Guillaume d'Angleterre

Guillaume d'Angleterre est un roman médiéval en vers du XIIe siècle écrit en ancien français. Dans sa forme originale, il nous a été transmis par deux manuscrits, dont l'un se trouve en France, à la BNF, et l'autre en Angleterre, à l'Université de Cambridge.

Guillaume d'Angleterre
Formats
Langue
Auteur
Chrétien (d)

Le récit raconte l'exil, à la suite d'un appel divin, du roi d'Angleterre Guillaume et de son épouse. Après avoir abandonné tous leurs biens, le roi et la reine sont séparés par l'adversité ainsi que leurs deux fils, des jumeaux nés pendant la fuite. Le récit raconte ensuite les tribulations individuelles du roi, de la reine et de chacun de leurs deux enfants. Après de longues années d'épreuves, la famille dispersée parvient à se reconstituer et Guillaume remonte sur le trône d'Angleterre.

Cette œuvre difficile à classer, qui relève à la fois du roman d'aventure, du conte moral et de l'hagiographie sécularisée, a suscité de nombreuses discussions sur la question de savoir s'il faut l'attribuer à Chrétien de Troyes ou non. Bien que la plupart des chercheurs mettent en doute une telle paternité, le débat n'est pas clos.

Historique

Les manuscrits

Incipit et premiers vers dans le manuscrit 375 français de la BnF.

L'œuvre originale n'est parvenue jusqu'à nous que dans deux manuscrits.

Le premier manuscrit à avoir été découvert (appelé manuscrit P) est conservé à la Bibliothèque nationale de France, sous la cote fr. 375 (anciennement 6987). Il fut copié à la fin du XIIIe siècle (on le date d'environ 1288[1]). Il contient une ample série de textes, dont le roman de Thèbes, le roman de Troie, Floire et Blanceflor, Érec et Énide, Cligès... Le caractère picard de sa langue est très marqué[2], et il semble que le copiste, d'origine picarde, a copié le roman à partir d’une version écrite dans le dialecte d’Île-de-France[3].

Le second témoin (appelé manuscrit C) n'a été découvert que bien plus tard, par Paul Meyer, en 1874, dans la bibliothèque du Saint John's College de Cambridge[4]. Le manuscrit est conservé au St. John's Collège sous la cote B9. Il contient une collection de poèmes pieux et, entre autres, diverses vies de saints. Le manuscrit date du début du XIVe siècle. Sa langue est caractéristique de l'Est de la France[5].

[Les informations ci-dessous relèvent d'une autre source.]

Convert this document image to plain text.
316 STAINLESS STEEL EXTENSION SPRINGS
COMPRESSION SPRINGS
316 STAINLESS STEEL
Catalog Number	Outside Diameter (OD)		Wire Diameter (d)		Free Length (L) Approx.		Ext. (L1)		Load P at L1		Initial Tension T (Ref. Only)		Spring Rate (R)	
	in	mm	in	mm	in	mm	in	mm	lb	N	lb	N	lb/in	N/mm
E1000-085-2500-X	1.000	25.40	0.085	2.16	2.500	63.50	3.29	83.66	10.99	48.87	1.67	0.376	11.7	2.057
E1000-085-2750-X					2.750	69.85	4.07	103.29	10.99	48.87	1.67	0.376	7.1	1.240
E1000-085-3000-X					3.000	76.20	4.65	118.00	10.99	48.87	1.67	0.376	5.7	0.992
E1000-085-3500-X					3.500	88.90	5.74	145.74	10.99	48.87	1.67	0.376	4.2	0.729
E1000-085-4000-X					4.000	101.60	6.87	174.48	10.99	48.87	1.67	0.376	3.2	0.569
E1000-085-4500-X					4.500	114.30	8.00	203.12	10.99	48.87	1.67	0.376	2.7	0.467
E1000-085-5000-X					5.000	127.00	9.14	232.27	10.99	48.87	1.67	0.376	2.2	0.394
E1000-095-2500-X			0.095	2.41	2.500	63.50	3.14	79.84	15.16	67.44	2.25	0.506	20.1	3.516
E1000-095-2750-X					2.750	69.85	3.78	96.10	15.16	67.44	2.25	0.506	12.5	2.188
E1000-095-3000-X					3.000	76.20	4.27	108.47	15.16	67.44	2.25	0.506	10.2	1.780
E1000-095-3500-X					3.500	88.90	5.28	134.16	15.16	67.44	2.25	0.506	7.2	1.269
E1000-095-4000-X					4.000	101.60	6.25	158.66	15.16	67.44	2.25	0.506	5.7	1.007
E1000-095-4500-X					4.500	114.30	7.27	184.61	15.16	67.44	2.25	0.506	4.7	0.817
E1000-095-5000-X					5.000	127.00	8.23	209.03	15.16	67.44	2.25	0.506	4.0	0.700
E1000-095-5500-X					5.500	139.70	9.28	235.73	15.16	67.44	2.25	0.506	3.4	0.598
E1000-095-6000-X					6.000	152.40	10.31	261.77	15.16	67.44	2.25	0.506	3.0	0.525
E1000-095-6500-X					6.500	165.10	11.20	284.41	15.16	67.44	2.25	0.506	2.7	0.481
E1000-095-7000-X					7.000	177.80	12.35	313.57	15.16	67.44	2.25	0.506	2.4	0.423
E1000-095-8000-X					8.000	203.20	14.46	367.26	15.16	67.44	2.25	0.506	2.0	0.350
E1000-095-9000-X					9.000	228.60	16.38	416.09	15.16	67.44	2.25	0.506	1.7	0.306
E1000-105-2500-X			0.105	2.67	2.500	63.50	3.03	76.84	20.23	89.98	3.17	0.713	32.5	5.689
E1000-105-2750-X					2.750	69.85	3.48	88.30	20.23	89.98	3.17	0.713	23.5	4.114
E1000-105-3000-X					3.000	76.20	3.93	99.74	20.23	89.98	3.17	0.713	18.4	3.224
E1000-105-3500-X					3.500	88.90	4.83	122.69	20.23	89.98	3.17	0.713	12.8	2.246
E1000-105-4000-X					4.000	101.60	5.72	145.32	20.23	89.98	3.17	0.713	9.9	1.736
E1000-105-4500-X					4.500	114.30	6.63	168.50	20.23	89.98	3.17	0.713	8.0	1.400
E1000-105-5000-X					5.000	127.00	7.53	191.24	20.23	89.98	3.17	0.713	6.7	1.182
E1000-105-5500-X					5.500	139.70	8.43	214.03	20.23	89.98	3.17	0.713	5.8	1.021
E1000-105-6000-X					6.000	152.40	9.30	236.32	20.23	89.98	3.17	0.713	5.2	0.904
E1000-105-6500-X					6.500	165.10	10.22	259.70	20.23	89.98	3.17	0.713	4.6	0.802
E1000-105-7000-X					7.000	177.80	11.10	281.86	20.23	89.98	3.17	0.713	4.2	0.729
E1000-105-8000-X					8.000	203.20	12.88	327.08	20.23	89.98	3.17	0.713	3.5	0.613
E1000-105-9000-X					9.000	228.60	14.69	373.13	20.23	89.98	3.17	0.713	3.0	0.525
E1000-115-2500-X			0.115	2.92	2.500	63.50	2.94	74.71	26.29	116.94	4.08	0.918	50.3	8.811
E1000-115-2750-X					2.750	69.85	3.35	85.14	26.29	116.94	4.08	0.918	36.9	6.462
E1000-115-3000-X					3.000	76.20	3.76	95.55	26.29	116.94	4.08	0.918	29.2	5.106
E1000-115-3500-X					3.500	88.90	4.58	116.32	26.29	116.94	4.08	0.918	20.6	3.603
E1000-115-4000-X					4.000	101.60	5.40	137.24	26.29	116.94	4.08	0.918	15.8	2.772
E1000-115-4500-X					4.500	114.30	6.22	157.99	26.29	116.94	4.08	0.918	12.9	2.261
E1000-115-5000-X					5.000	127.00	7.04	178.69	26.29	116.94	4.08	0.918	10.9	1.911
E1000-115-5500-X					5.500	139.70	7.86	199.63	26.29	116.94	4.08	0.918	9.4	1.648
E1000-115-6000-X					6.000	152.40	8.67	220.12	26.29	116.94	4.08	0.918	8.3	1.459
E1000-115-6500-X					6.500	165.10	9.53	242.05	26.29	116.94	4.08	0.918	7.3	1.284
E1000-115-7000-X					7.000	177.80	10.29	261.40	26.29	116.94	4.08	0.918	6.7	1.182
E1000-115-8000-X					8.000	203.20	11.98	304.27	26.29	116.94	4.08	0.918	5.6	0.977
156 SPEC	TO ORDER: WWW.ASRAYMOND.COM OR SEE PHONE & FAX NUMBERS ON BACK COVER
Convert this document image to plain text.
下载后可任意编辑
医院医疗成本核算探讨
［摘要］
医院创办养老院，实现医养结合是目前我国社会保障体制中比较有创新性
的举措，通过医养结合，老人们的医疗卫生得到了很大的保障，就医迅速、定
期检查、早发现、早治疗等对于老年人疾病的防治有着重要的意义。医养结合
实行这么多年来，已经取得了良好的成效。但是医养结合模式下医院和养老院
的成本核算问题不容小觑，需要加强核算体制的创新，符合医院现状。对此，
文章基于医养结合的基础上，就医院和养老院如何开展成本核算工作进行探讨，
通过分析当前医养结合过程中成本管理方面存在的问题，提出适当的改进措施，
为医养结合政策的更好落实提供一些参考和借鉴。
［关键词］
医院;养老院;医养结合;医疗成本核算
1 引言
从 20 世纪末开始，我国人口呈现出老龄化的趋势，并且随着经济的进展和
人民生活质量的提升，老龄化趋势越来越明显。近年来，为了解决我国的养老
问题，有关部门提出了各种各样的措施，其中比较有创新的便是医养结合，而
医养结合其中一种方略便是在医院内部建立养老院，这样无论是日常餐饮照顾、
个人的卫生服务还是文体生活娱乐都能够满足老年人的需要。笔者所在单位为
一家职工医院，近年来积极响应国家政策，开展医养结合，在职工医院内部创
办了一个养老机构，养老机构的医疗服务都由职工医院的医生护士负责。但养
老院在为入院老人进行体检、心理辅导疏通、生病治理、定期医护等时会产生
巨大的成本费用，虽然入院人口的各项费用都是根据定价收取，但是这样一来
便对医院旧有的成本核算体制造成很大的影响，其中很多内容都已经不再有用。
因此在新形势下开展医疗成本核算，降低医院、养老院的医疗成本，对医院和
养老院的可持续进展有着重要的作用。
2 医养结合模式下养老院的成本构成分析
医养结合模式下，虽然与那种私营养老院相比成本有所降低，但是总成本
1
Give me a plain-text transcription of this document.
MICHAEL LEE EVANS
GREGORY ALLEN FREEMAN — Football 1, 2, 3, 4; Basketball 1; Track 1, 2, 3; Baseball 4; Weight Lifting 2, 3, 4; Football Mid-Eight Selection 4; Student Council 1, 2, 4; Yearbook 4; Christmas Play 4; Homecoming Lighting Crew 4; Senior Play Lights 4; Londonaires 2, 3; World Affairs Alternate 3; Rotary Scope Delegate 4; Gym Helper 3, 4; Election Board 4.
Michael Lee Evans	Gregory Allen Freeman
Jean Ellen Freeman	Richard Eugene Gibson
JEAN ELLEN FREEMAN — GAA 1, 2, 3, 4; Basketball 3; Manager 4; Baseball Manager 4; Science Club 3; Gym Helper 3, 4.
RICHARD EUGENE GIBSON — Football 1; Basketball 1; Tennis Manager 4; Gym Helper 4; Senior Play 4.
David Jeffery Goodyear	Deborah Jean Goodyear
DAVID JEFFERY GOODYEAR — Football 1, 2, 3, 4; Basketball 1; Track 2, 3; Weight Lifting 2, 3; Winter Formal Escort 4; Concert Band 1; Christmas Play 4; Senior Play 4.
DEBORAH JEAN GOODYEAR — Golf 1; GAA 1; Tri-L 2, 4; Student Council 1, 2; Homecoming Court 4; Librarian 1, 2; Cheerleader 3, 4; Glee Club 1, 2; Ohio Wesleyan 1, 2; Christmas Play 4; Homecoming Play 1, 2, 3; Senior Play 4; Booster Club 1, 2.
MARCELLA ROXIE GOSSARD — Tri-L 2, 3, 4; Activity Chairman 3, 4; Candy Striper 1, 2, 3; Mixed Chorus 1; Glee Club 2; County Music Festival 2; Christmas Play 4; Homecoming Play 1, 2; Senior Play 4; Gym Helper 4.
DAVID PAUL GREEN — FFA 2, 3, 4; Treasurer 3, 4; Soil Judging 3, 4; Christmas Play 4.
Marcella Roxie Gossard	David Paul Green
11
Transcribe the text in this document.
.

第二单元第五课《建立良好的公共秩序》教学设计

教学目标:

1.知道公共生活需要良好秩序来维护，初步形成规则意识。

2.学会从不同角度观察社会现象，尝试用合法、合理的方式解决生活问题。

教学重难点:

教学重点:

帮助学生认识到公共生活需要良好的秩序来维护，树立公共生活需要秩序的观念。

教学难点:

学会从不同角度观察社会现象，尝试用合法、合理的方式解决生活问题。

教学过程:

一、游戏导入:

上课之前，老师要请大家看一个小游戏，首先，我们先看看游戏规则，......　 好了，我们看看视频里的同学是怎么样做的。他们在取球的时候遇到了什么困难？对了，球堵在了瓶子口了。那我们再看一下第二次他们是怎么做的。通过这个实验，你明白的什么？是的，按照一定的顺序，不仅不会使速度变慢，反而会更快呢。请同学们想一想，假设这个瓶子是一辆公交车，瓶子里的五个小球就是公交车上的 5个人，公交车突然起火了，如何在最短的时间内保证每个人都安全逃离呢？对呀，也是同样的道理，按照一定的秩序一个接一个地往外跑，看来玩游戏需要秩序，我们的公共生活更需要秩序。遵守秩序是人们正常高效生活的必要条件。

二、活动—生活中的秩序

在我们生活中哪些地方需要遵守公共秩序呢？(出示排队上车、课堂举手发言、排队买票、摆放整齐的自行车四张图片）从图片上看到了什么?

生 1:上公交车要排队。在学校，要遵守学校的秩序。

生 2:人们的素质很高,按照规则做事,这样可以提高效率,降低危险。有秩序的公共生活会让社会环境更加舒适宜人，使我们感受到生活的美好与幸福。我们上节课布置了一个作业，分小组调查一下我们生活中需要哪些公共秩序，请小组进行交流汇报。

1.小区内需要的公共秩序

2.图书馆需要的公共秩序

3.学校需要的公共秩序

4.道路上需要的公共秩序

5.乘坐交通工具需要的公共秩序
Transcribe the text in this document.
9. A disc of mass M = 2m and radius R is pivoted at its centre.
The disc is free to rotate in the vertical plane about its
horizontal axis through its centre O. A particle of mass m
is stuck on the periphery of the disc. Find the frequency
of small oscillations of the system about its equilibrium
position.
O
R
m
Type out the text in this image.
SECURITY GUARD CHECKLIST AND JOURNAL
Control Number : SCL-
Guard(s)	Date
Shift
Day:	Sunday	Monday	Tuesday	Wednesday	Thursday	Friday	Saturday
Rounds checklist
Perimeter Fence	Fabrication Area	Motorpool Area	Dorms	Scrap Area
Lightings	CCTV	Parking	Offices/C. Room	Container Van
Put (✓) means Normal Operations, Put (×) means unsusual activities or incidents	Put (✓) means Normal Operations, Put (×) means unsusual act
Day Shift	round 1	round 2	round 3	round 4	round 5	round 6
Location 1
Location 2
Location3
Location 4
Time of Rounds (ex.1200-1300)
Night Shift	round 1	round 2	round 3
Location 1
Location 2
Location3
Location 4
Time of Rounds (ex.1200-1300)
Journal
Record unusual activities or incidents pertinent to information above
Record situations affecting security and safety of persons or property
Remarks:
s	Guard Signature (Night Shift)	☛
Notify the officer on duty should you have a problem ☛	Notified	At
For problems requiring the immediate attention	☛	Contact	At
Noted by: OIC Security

Il existe également une traduction espagnole, en prose, du poème (appelée manuscrit E), datant du XIVe siècle: La Estoria del Rey Guillelme. Le manuscrit est conservé à la bibliothèque du monastère de l’Escorial. Il s'agit d'une version réduite de l'histoire qui concorde largement avec le texte du manuscrit P. On rattache donc ces deux manuscrits à une même famille[6].

Nous avons également conservé une forme réduite du récit, représentée par deux versions, l'une française (le Dit de Guillaume d'Angleterre), l'autre espagnole (la Chronica del rey don Guillermo de Ynglaterra)[7].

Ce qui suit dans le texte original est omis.